MRC-CSO-SPHSU / simpaths_parallel

Code for running SimPaths in parallel
0 stars 0 forks source link

Parquet support #10

Open vkhodygo opened 1 year ago

vkhodygo commented 1 year ago

This should close #5.

I'd like to know what you think about this.

andrewbaxter439 commented 1 year ago

This looks great! I'll aim to try testing it out ASAP and can likely be pulled. In previous tries of converting to parquet the three problems faced were:

As far as I can see your code seems to address all the above.
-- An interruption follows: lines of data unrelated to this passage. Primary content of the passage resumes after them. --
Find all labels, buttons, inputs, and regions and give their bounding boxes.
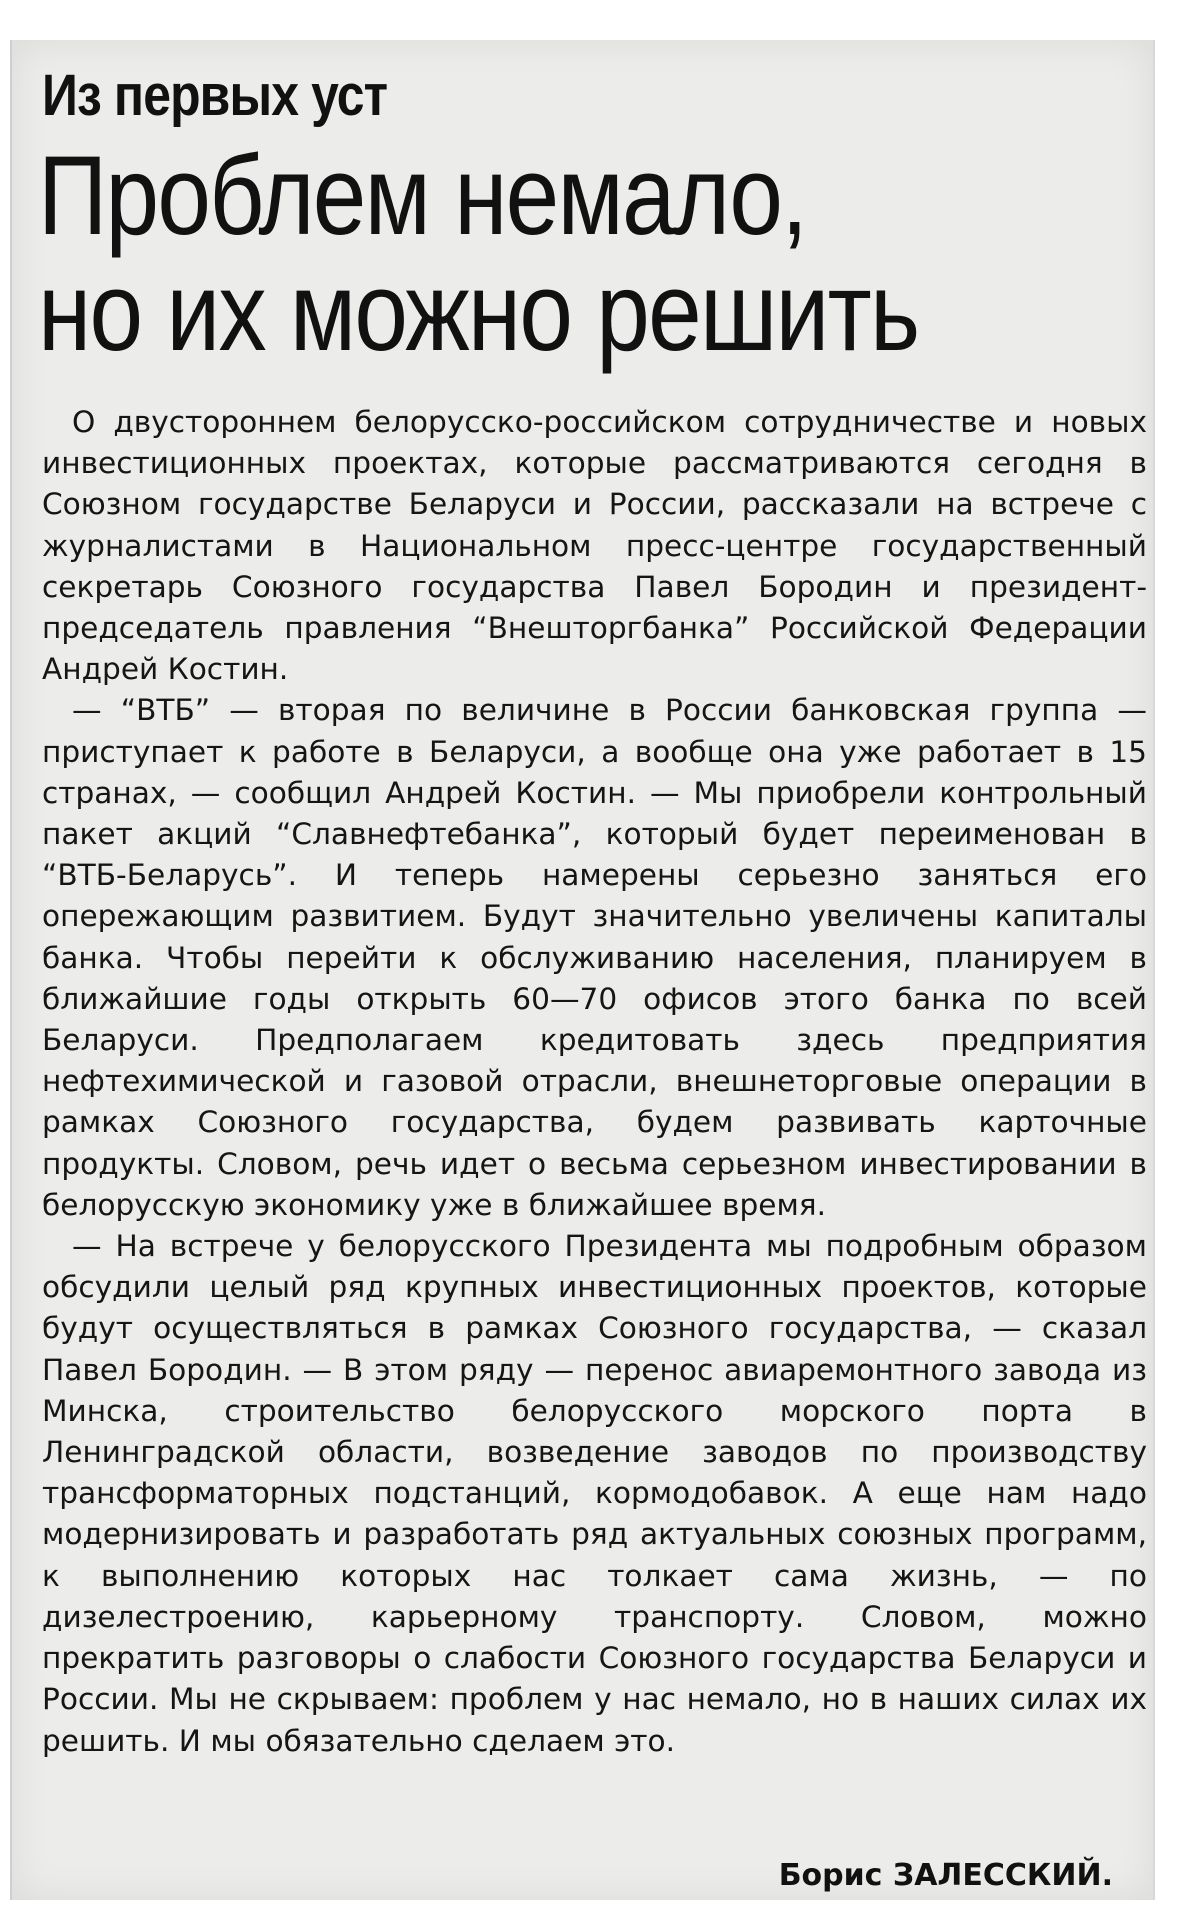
headline-line-1: Проблем немало, [38, 133, 807, 258]
paragraph-1: О двустороннем белорусско-российском сотрудничестве и новых инвестиционных проектах, которые рассматриваются сегодня в Союзном государстве Беларуси и России, рассказали на встрече с журналистами в Национальном пресс-центре государственный секретарь Союзного государства Павел Бородин и президент-председатель правления “Внешторгбанка” Российской Федерации Андрей Костин. [42, 405, 1147, 687]
paragraph-3: — На встрече у белорусского Президента мы подробным образом обсудили целый ряд крупных инвестиционных проектов, которые будут осуществляться в рамках Союзного государства, — сказал Павел Бородин. — В этом ряду — перенос авиаремонтного завода из Минска, строительство белорусского морского порта в Ленинградской области, возведение заводов по производству трансформаторных подстанций, кормодобавок. А еще нам надо модернизировать и разработать ряд актуальных союзных программ, к выполнению которых нас толкает сама жизнь, — по дизелестроению, карьерному транспорту. Словом, можно прекратить разговоры о слабости Союзного государства Беларуси и России. Мы не скрываем: проблем у нас немало, но в наших силах их решить. И мы обязательно сделаем это. [42, 1229, 1147, 1758]
author-signature: Борис ЗАЛЕССКИЙ. [778, 1858, 1113, 1893]
article-headline [38, 133, 919, 375]
newspaper-clipping [10, 40, 1155, 1900]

andrewbaxter439 commented 1 year ago

Suggestions:

https://github.com/MRC-CSO-SPHSU/simpaths_parallel/blob/efb4cfa21d1aeb13c506996766a063004a5189e4/R/convert_parquet.R#L72-L75

https://github.com/MRC-CSO-SPHSU/simpaths_parallel/blob/efb4cfa21d1aeb13c506996766a063004a5189e4/R/convert_parquet.R#L194

https://github.com/MRC-CSO-SPHSU/simpaths_parallel/blob/efb4cfa21d1aeb13c506996766a063004a5189e4/R/convert_parquet.R#L121

https://github.com/MRC-CSO-SPHSU/simpaths_parallel/blob/efb4cfa21d1aeb13c506996766a063004a5189e4/R/convert_parquet.R#L198

https://github.com/MRC-CSO-SPHSU/simpaths_parallel/blob/efb4cfa21d1aeb13c506996766a063004a5189e4/R/convert_parquet.R#L7

I've noted some of the above suggestions as tick-boxes. Check off any you don't think need actioned and we can discuss/patch others as needed.

vkhodygo commented 1 year ago

I've fixed some of the issues, I also replaced a hardcoded postfix with a parameter, however, other methods do not incorporate this change yet.

We could employ furrr::future_map, but I have a few concerns. arrow is inherently parallel itself, and I don't want to create a cluster of threads that spawn threads of their own. This approach leads to potential bottlenecks and crashes, better safe than sorry. Besides, this code is reasonably performant as it is, at the moment it's about an hour per scenario.

Regarding your last point, I'm not sure how it works in R. Any suggestions?

P.S. I also would like you to take a look at convert.single_simulation. It's in need of code consolidation (switch?), could you please give it a go?

andrewbaxter439 commented 1 year ago

Hi Vlad, thanks for update. I was working on this the other week and hit some barriers to progress at the same time as my simpaths parallel runs stopped working all over again as I attempted to generate a test dataset to work on. Spent hours watching it repeatedly crash after a tiny number of runs, but then noticed that the home drive is 99% full?? Ran out of time to give this to solve that week. Will pick this up again in the coming weeks.

vkhodygo commented 1 year ago

but then noticed that the home drive is 99% full

That's my fault, I apologize. For some reason quotas don't work, I also need a lot of space to store ML models and produced synthetic results. Meanwhile, try using /storage for that.

andrewbaxter439 commented 1 year ago

Finally got round to testing this after a lot of problems. I think with the tweaks in #12 it works perfectly in giving useable parquet files for baseline/reform runs.